The cost effectiveness of alirocumab was less in patients with a baseline LDL less than 100 mg/dL compared with those with an LDL greater than 100 mg/dL in the overall intention-to-treat population regardless of the willingness to pay, according to the researchers.
“Based on both absolute clinical benefit and cost-effectiveness, alirocumab may offer good value in patients with a history of ACS and LDL cholesterol greater than or equal to 100 mg/dL despite maximally tolerated statin therapy,” Bhatt said during the presentation.
Andrew E. Moran
“We need to see how patient perspectives and preferences and patient-level costs factor into this cost effectiveness,” Andrew E. Moran, MD, assistant professor of medicine at Colombia University Medical Center, said during the discussant portion of the presentation. “It could be that the patients taking a medication every other week increases their convenience and they might prefer it to taking a daily pill. On the other hand, taking injections might be something that patients are averse to.”
Results from this study may affect both patients and clinicians, experts said.

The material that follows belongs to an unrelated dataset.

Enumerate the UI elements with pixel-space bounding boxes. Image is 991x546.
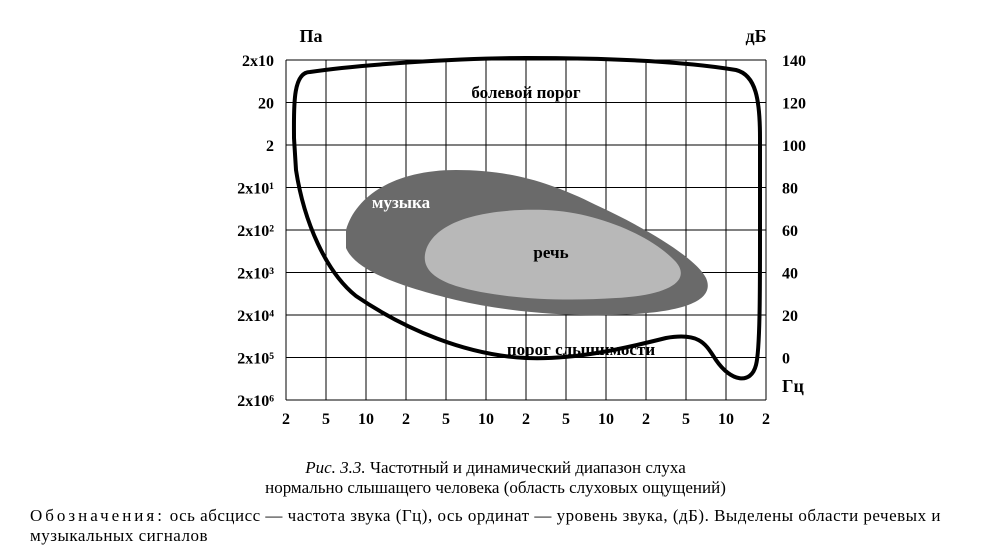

“[The ODYSSEY OUTCOMES Economics Study] is going to have a great effect,” Robert Sanchez, PhD, senior director of health economics and outcomes research for Regeneron, told Cardiology Today. “The cost-effective price at the $100,000 willingness to pay threshold is $6,000 per year. However, if you limit it to those who had a baseline LDL-C of greater than 100 [mg/dL], the cost-effective price jumps up to about $13,500 per year,” “That falls well within the current rebate structures that we offer in the United States.”
“When I look at the patients with the LDLs above 100 [mg/dL], these are some of the patients that concern me the most as a cardiologist,” Jay Edelberg, MD, head of CV development for Sanofi, said in an interview. “I’ve had a lot of patients who’ve had events in whom I can’t get their LDL under control, and they have not just another event, but recurrent events. Now we have a treatment that can really get these patients under control.” – by Darlene Dobkowski
Bhatt DL, et al. LBS.01 – Late Breaking Clinical Trial: Answers to Critical Questions in Cardiovascular Prevention. Presented at: American Heart Association Scientific Sessions; Nov. 10-12, 2018; Chicago.
Disclosures: The ODYSSEY OUTCOMES study was funded by Sanofi Aventis and Regeneron. Bhatt reports he has financial ties with numerous drug and device companies, including receiving research funding from Regeneron and Sanofi. Moran reports no relevant financial disclosures. Edelberg is an employee of Sanofi. Sanchez is an employee of Regeneron.